This summer, pink pigeon sightings have been causing quite a stir in the United Kingdom. The usually plain birds have been seen sporting rosy pink feathers from Bristol to Northumberland. And as more and more people spotted the pigeons, they looked to social media for answers on where the curiously different birds originated.
One theory was that the birds were dyed for an event, such as a wedding. Others stated the color came from a diet of pink food. Some speculated that the pigeons were of the species Nesoenas mayeri, a naturally pink pigeon. But the Nesoenas mayeri is native to Mauritius, a small island off Madagascar. It is also an endangered species, so for the rare birds to travel more than 6,000 miles would be highly unlikely.
But the mystery of the pink feathered birds may now be solved. The Bristol Post reported that an Eastville, Bristol man admitted to dying the birds. Sher Singh, 39, keeps around 100 pigeons, and noted that sometimes after he lets them out, the birds return injured. The experienced pigeon keeper said he used pink fabric dye on the pigeons to ward off and confuse predators such as falcons.

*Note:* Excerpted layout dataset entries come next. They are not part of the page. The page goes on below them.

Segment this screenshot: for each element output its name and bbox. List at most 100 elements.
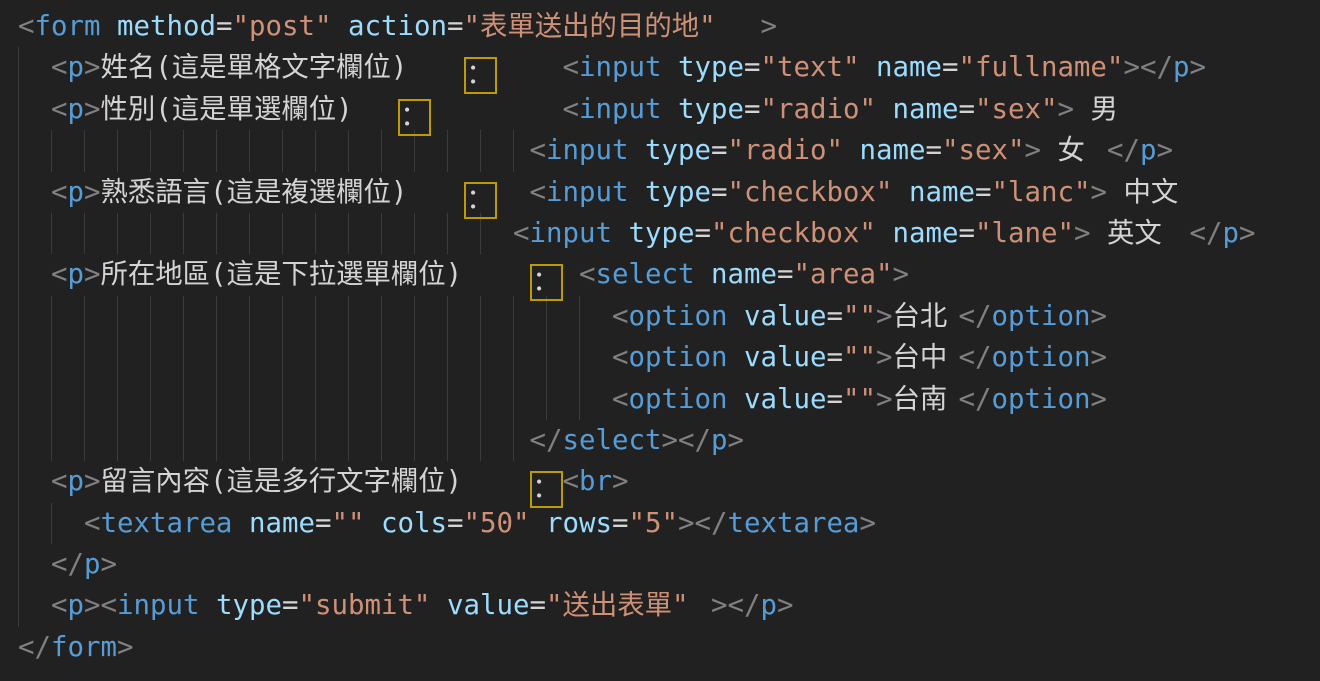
code-token: >: [84, 585, 101, 626]
code-token: </: [959, 296, 992, 337]
code-line: <textarea name="" cols="50" rows="5"></t…: [18, 503, 1320, 544]
code-token: "radio": [761, 89, 877, 130]
code-token: =: [926, 130, 943, 171]
code-token: <: [101, 585, 118, 626]
code-token: type: [678, 89, 744, 130]
code-token: <: [513, 213, 530, 254]
code-token: type: [216, 585, 282, 626]
code-token: p: [84, 544, 101, 585]
code-token: [497, 47, 563, 88]
code-token: <: [18, 6, 35, 47]
code-token: p: [761, 585, 778, 626]
code-token: "fullname": [959, 47, 1124, 88]
code-token: name: [249, 503, 315, 544]
code-token: p: [68, 89, 85, 130]
code-token: type: [678, 47, 744, 88]
code-token: [612, 213, 629, 254]
code-token: =: [711, 172, 728, 213]
code-token: 台北: [893, 296, 959, 337]
code-token: form: [35, 6, 101, 47]
code-token: >: [728, 420, 745, 461]
code-token: input: [530, 213, 613, 254]
code-token: 台南: [893, 379, 959, 420]
code-token: "post": [233, 6, 332, 47]
code-token: [893, 172, 910, 213]
code-token: >: [876, 337, 893, 378]
code-token: form: [51, 627, 117, 668]
code-token: =: [447, 503, 464, 544]
unicode-highlight-box: ：: [398, 99, 431, 136]
code-token: >: [84, 47, 101, 88]
code-token: option: [992, 379, 1091, 420]
code-token: =: [942, 47, 959, 88]
code-token: cols: [381, 503, 447, 544]
code-token: [563, 254, 580, 295]
code-token: >: [893, 254, 910, 295]
code-line: <option value="">台北</option>: [18, 296, 1320, 337]
code-line: <option value="">台南</option>: [18, 379, 1320, 420]
code-token: >: [1239, 213, 1256, 254]
code-token: name: [893, 213, 959, 254]
code-token: [233, 503, 250, 544]
code-token: name: [909, 172, 975, 213]
code-token: [629, 172, 646, 213]
code-token: =: [744, 47, 761, 88]
code-token: p: [68, 47, 85, 88]
code-token: p: [1140, 130, 1157, 171]
code-token: "": [843, 337, 876, 378]
code-token: input: [117, 585, 200, 626]
code-token: name: [711, 254, 777, 295]
code-token: p: [68, 585, 85, 626]
code-token: 姓名(這是單格文字欄位): [101, 47, 464, 88]
code-token: >: [84, 172, 101, 213]
code-token: method: [117, 6, 216, 47]
code-token: =: [216, 6, 233, 47]
code-token: action: [348, 6, 447, 47]
code-token: >: [84, 254, 101, 295]
code-token: [662, 89, 679, 130]
code-token: </: [18, 627, 51, 668]
code-token: option: [629, 379, 728, 420]
code-token: =: [315, 503, 332, 544]
code-token: [431, 585, 448, 626]
code-token: >: [1091, 379, 1108, 420]
code-token: 女: [1041, 130, 1107, 171]
code-token: name: [893, 89, 959, 130]
code-token: <: [84, 503, 101, 544]
code-token: "5": [629, 503, 679, 544]
code-token: 性別(這是單選欄位): [101, 89, 398, 130]
code-token: "text": [761, 47, 860, 88]
code-line: <p><input type="submit" value="送出表單"></p…: [18, 585, 1320, 626]
code-token: name: [876, 47, 942, 88]
code-token: [497, 172, 530, 213]
code-token: option: [992, 337, 1091, 378]
code-token: <: [563, 89, 580, 130]
code-token: [695, 254, 712, 295]
code-token: p: [1223, 213, 1240, 254]
code-line: <input type="radio" name="sex"> 女 </p>: [18, 130, 1320, 171]
code-token: [365, 503, 382, 544]
code-token: >: [761, 6, 778, 47]
code-token: =: [530, 585, 547, 626]
code-token: p: [68, 254, 85, 295]
code-token: "lanc": [992, 172, 1091, 213]
code-token: [332, 6, 349, 47]
code-editor[interactable]: <form method="post" action="表單送出的目的地"><p…: [0, 0, 1320, 681]
code-token: p: [711, 420, 728, 461]
code-token: >: [1074, 213, 1091, 254]
code-token: >: [1124, 47, 1141, 88]
code-token: >: [117, 627, 134, 668]
code-token: >: [1091, 172, 1108, 213]
unicode-highlight-box: ：: [530, 264, 563, 301]
code-token: >: [1058, 89, 1075, 130]
code-token: <: [612, 296, 629, 337]
code-token: p: [68, 461, 85, 502]
code-token: =: [612, 503, 629, 544]
code-token: [200, 585, 217, 626]
code-token: <: [530, 172, 547, 213]
code-token: [530, 503, 547, 544]
code-token: =: [959, 89, 976, 130]
code-token: </: [51, 544, 84, 585]
code-token: [728, 379, 745, 420]
code-token: <: [51, 47, 68, 88]
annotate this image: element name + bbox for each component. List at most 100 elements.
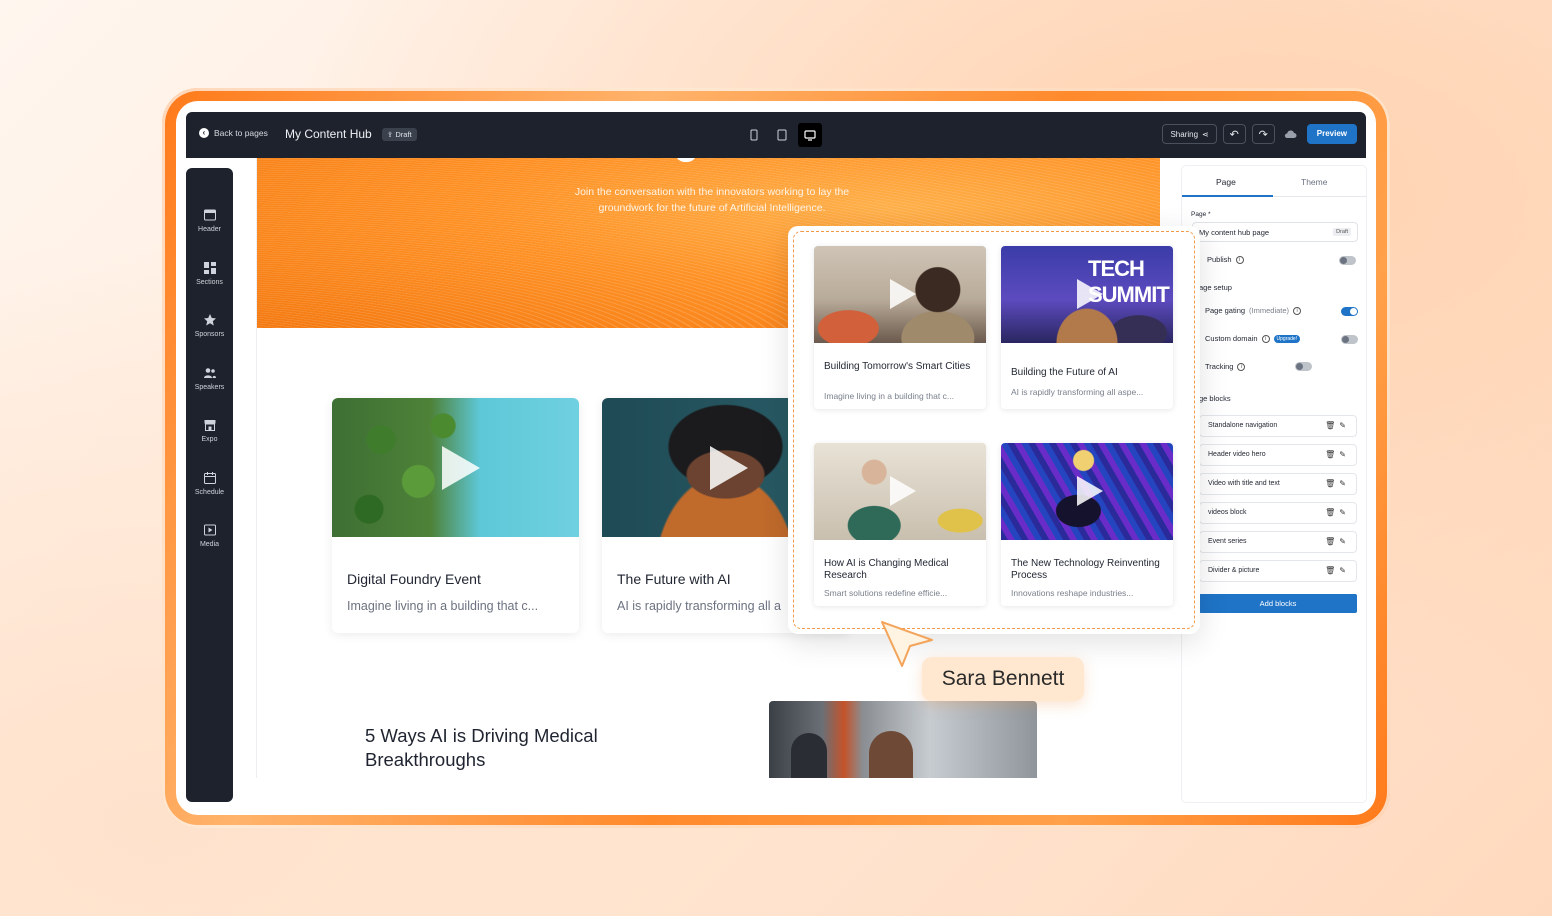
block-actions[interactable]: 🗑✎ bbox=[1325, 537, 1350, 546]
play-icon bbox=[1077, 279, 1103, 309]
tracking-row: Tracking i bbox=[1205, 362, 1246, 371]
info-icon: i bbox=[1237, 362, 1246, 371]
article-image bbox=[769, 701, 1037, 778]
block-actions[interactable]: 🗑✎ bbox=[1325, 566, 1350, 575]
video-card[interactable]: Digital Foundry Event Imagine living in … bbox=[332, 398, 579, 633]
block-label: videos block bbox=[1208, 509, 1247, 516]
page-block-item[interactable]: Standalone navigation 🗑✎ bbox=[1199, 415, 1357, 437]
play-icon bbox=[442, 446, 480, 490]
sections-icon bbox=[203, 262, 216, 274]
undo-button[interactable]: ↶ bbox=[1222, 124, 1246, 144]
page-block-item[interactable]: Video with title and text 🗑✎ bbox=[1199, 473, 1357, 495]
settings-panel: Page Theme Page * My content hub page Dr… bbox=[1182, 166, 1366, 802]
video-card[interactable]: How AI is Changing Medical Research Smar… bbox=[814, 443, 986, 606]
publish-toggle[interactable] bbox=[1339, 256, 1356, 265]
calendar-icon bbox=[203, 472, 216, 484]
block-actions[interactable]: 🗑✎ bbox=[1325, 421, 1350, 430]
play-icon bbox=[1077, 476, 1103, 506]
share-icon: ⋖ bbox=[1202, 129, 1209, 139]
panel-tabs: Page Theme bbox=[1182, 166, 1366, 197]
device-switcher bbox=[742, 123, 822, 147]
page-name-input[interactable]: My content hub page Draft bbox=[1192, 222, 1358, 242]
sidebar-item-label: Expo bbox=[201, 436, 218, 443]
selected-videos-block[interactable]: Building Tomorrow's Smart Cities Imagine… bbox=[788, 226, 1200, 634]
tab-page[interactable]: Page bbox=[1216, 177, 1236, 187]
card-title: Building Tomorrow's Smart Cities bbox=[824, 361, 971, 372]
page-gating-toggle[interactable] bbox=[1341, 307, 1358, 316]
sharing-button[interactable]: Sharing ⋖ bbox=[1162, 124, 1217, 144]
article-title: 5 Ways AI is Driving Medical Breakthroug… bbox=[365, 725, 598, 770]
mobile-icon bbox=[750, 129, 758, 141]
status-badge: ⇪ Draft bbox=[382, 128, 417, 141]
upgrade-badge[interactable]: Upgrade! bbox=[1273, 334, 1301, 343]
info-icon: i bbox=[1235, 255, 1244, 264]
custom-domain-toggle[interactable] bbox=[1341, 335, 1358, 344]
redo-icon: ↷ bbox=[1258, 128, 1268, 141]
video-card[interactable]: Building Tomorrow's Smart Cities Imagine… bbox=[814, 246, 986, 409]
page-name-value: My content hub page bbox=[1199, 228, 1270, 237]
sidebar-item-sections[interactable]: Sections bbox=[186, 261, 233, 286]
tracking-toggle[interactable] bbox=[1295, 362, 1312, 371]
page-block-item[interactable]: Header video hero 🗑✎ bbox=[1199, 444, 1357, 466]
play-icon bbox=[710, 446, 748, 490]
tablet-icon bbox=[777, 129, 787, 141]
cloud-save-icon bbox=[1281, 124, 1301, 144]
page-block-item[interactable]: videos block 🗑✎ bbox=[1199, 502, 1357, 524]
star-icon bbox=[203, 314, 216, 326]
back-to-pages-link[interactable]: ‹ Back to pages bbox=[199, 128, 268, 138]
booth-icon bbox=[204, 420, 215, 431]
publish-row: Publish i bbox=[1207, 255, 1244, 264]
desktop-view-button[interactable] bbox=[798, 123, 822, 147]
hero-title-fragment bbox=[675, 158, 697, 162]
custom-domain-row: Custom domain i Upgrade! bbox=[1205, 334, 1301, 343]
card-title: The New Technology Reinventing Process bbox=[1011, 558, 1160, 581]
video-card[interactable]: TECH SUMMIT Building the Future of AI AI… bbox=[1001, 246, 1173, 409]
sidebar-item-sponsors[interactable]: Sponsors bbox=[186, 313, 233, 338]
back-label: Back to pages bbox=[214, 128, 268, 138]
sidebar-item-header[interactable]: Header bbox=[186, 208, 233, 233]
sidebar-item-label: Header bbox=[198, 226, 221, 233]
back-arrow-icon: ‹ bbox=[199, 128, 209, 138]
block-actions[interactable]: 🗑✎ bbox=[1325, 479, 1350, 488]
video-card[interactable]: The New Technology Reinventing Process I… bbox=[1001, 443, 1173, 606]
play-icon bbox=[890, 476, 916, 506]
block-label: Event series bbox=[1208, 538, 1247, 545]
page-setup-heading: age setup bbox=[1199, 283, 1232, 292]
redo-button[interactable]: ↷ bbox=[1251, 124, 1275, 144]
sharing-label: Sharing bbox=[1170, 129, 1199, 139]
sidebar-item-speakers[interactable]: Speakers bbox=[186, 366, 233, 391]
card-title: Building the Future of AI bbox=[1011, 367, 1118, 378]
header-icon bbox=[203, 209, 216, 221]
sidebar-item-schedule[interactable]: Schedule bbox=[186, 471, 233, 496]
person-figure bbox=[791, 733, 827, 778]
sidebar-item-label: Media bbox=[199, 541, 220, 548]
preview-button[interactable]: Preview bbox=[1306, 124, 1357, 144]
card-description: Imagine living in a building that c... bbox=[824, 391, 954, 401]
page-field-label: Page * bbox=[1191, 211, 1211, 218]
mobile-view-button[interactable] bbox=[742, 123, 766, 147]
page-gating-row: Page gating (Immediate) i bbox=[1205, 306, 1302, 315]
undo-icon: ↶ bbox=[1229, 128, 1239, 141]
card-description: Innovations reshape industries... bbox=[1011, 588, 1134, 598]
page-gating-mode: (Immediate) bbox=[1249, 306, 1290, 315]
page-block-item[interactable]: Event series 🗑✎ bbox=[1199, 531, 1357, 553]
sidebar-item-label: Sponsors bbox=[194, 331, 225, 338]
page-title: My Content Hub bbox=[285, 127, 372, 141]
card-description: Smart solutions redefine efficie... bbox=[824, 588, 948, 598]
top-toolbar: ‹ Back to pages My Content Hub ⇪ Draft S… bbox=[186, 112, 1366, 158]
add-blocks-button[interactable]: Add blocks bbox=[1199, 594, 1357, 613]
block-actions[interactable]: 🗑✎ bbox=[1325, 450, 1350, 459]
tablet-view-button[interactable] bbox=[770, 123, 794, 147]
block-actions[interactable]: 🗑✎ bbox=[1325, 508, 1350, 517]
page-block-item[interactable]: Divider & picture 🗑✎ bbox=[1199, 560, 1357, 582]
info-icon: i bbox=[1293, 306, 1302, 315]
sidebar-item-label: Speakers bbox=[194, 384, 225, 391]
sidebar-item-expo[interactable]: Expo bbox=[186, 418, 233, 443]
tab-theme[interactable]: Theme bbox=[1301, 177, 1327, 187]
block-label: Video with title and text bbox=[1208, 480, 1280, 487]
publish-label: Publish bbox=[1207, 255, 1232, 264]
collaborator-name-tag: Sara Bennett bbox=[922, 657, 1084, 701]
page-draft-badge: Draft bbox=[1333, 228, 1351, 236]
sidebar-item-media[interactable]: Media bbox=[186, 523, 233, 548]
block-label: Header video hero bbox=[1208, 451, 1266, 458]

According to Royal Society for the Prevention of Cruelty to Animals (RSPCA) spokesperson Calie Rydings, using dye on birds can also be harmful if they ingest the dye. Once it was brought to his attention that coloring the birds could be dangerous to their health, Singh agreed to stop using fabric dye on the birds.
In the United States, it is also illegal in many states to use dye on baby chicks, ducks and rabbits, as it is considered unnecessary and cruel.